As you work through the process, hopefully the decision about whether you are ready to downsize will become clearer. Whatever you decide, you’ll feel better once you’ve made the call.  

Dip your toe in the water  

People often associate downsizing with a move to somewhere more scenic. Tempted by the idea of a sea change, a tree change or any other significant move? Consider renting in the area for a while. In fact, if it’s possible, Suzy Wiegard, Head of Relationships (Banking) at Australian Unity, recommends staying for a whole year. 

“The place you love for your summer holidays could be very different in winter,” she says. “You also need time to decide whether you feel at home with the community, particularly if you’ve moved away from family and friends.” 

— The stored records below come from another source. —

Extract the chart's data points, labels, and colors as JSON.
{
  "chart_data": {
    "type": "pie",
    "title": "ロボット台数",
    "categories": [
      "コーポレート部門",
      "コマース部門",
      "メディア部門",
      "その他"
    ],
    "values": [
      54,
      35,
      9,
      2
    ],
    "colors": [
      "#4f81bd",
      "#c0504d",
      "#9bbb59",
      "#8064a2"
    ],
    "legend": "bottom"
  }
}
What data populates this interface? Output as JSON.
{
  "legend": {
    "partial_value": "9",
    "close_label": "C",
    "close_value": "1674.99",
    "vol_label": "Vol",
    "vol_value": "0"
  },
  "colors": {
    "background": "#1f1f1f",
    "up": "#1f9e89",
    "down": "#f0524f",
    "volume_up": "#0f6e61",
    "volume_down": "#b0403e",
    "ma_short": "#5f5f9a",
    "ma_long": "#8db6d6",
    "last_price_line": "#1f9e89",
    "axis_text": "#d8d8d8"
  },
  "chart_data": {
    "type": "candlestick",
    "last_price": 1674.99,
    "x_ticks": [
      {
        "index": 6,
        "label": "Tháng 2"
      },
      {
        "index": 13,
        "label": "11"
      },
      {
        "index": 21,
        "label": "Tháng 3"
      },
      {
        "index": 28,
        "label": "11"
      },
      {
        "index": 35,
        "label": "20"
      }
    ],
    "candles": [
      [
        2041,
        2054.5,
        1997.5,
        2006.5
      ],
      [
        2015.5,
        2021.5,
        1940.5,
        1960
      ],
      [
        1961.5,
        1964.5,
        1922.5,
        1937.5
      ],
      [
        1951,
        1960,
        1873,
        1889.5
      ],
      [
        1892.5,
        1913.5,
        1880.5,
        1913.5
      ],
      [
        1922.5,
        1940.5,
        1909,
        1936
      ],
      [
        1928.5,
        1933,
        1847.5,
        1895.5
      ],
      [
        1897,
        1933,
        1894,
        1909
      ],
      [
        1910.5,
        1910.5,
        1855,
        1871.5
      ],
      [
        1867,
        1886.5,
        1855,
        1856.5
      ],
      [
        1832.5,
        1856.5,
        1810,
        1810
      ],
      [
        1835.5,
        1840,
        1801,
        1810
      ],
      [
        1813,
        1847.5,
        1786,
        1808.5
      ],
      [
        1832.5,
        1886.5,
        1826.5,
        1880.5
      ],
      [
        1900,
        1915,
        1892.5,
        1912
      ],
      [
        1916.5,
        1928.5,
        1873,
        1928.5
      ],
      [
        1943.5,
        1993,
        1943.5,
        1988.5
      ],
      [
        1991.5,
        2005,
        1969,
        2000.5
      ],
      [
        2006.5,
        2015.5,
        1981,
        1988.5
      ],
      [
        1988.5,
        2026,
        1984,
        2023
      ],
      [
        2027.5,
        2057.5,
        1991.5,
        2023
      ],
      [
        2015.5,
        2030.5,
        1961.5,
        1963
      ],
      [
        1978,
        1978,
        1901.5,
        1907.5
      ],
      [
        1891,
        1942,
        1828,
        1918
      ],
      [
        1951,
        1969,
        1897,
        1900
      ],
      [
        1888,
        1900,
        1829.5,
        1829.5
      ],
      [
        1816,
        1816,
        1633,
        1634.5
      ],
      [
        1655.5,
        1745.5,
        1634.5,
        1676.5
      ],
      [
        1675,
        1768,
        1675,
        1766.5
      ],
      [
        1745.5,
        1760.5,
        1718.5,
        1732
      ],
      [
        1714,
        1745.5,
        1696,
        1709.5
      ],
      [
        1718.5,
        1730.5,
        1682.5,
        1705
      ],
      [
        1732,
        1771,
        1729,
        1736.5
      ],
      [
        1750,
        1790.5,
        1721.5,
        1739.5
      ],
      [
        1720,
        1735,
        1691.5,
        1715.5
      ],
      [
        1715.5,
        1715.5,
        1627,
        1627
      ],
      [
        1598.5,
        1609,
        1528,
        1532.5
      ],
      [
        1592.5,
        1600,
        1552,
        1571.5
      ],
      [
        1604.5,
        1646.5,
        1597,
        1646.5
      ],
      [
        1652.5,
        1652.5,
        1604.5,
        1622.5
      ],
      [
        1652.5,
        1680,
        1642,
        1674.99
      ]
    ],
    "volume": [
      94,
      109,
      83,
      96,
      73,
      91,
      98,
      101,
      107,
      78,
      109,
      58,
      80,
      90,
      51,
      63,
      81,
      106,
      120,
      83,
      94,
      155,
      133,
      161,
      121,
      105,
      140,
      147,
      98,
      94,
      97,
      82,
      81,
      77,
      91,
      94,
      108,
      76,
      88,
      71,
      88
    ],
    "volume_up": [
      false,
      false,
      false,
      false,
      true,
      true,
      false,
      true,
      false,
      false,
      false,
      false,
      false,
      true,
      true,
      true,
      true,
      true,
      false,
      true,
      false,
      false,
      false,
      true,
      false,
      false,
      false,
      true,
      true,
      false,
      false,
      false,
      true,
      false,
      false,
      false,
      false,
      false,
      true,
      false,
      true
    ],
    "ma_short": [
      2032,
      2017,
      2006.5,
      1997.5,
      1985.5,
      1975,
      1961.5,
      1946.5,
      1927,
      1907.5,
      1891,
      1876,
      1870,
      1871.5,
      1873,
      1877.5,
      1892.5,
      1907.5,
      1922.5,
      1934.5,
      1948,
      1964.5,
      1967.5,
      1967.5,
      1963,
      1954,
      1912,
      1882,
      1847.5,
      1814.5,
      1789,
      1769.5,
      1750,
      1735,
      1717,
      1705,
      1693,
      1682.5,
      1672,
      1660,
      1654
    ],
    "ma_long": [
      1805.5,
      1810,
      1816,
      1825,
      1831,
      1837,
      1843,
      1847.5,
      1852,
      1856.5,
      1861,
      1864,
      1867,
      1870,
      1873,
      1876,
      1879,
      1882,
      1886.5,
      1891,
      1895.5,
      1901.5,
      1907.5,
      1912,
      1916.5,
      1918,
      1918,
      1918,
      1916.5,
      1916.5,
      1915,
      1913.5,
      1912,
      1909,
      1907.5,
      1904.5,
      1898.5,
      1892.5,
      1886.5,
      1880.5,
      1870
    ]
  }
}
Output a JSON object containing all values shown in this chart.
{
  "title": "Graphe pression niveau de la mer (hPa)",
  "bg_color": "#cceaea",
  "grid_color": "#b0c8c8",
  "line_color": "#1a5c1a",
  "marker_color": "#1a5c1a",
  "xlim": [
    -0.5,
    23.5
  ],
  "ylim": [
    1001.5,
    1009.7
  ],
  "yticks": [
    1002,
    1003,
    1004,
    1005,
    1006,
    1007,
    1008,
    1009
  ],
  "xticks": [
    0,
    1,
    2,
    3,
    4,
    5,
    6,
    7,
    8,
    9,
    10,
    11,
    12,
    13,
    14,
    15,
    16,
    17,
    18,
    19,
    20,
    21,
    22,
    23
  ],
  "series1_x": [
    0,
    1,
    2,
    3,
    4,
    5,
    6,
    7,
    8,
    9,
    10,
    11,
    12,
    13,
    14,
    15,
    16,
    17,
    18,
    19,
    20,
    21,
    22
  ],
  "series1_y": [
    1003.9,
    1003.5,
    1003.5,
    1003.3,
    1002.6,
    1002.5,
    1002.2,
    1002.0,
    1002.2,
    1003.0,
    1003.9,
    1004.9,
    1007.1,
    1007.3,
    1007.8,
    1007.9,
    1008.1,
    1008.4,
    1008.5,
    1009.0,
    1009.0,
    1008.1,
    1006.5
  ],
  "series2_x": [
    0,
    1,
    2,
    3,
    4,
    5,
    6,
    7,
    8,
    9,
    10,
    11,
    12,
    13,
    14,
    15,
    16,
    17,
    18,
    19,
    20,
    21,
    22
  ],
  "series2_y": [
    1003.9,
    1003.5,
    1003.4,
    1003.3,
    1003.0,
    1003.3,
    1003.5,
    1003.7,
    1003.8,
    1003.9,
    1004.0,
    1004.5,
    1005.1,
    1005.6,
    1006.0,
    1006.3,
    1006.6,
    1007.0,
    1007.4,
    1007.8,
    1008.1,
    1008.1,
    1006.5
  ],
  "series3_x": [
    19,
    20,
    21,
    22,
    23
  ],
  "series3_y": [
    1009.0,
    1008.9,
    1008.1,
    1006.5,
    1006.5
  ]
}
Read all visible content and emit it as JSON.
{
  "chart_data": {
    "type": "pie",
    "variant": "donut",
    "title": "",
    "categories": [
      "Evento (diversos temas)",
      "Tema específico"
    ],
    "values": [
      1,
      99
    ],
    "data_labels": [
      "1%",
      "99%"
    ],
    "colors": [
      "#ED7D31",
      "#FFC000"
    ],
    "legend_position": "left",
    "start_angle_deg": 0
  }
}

Allow enough time to decide 

There are no hard-and-fast rules about deciding whether downsize. However, if you think it’s a real possibility, you should give yourself plenty of time to consider all of your options.  

If you decide to go ahead, you’ll need to do careful research to make sure you’ve ticked every box. 

“I know of a couple who moved into a beautiful apartment where they intended to stay for life,” says Suzy. “Then, after a year or so, they realised it wasn’t going to meet their future needs after all. They hadn’t considered what would happen if they weren’t able to drive, so they weren’t within walking distance of essential shops, medical services or even public transport.” 

The couple has decided to sell and buy again which, apart from the stress and disruption, can be very expensive.  

“Agents’ fees, stamp duty and the costs of the move can easily chew up 20 percent of your equity,” Suzy continues. “It’s important to get it right first time.” 

When you’re ready 

You may feel there’s never going to be a right time to downsize, particularly if you’re strongly attached to where you’re living now. But if you know in your heart that it would be the best thing for your future, try to see it as an exciting new start. Once the hard work is behind you, you’ll be able to relax and enjoy all your new environment has to offer knowing you’ve found your home for life. 

Disclaimer: Information provided in this article is of a general nature. Australian Unity accepts no responsibility for the accuracy of any of the opinions, advice, representations or information contained in this publication. Readers should rely on their own professional advice and enquiries in making decisions affecting their own health, wellbeing or interest.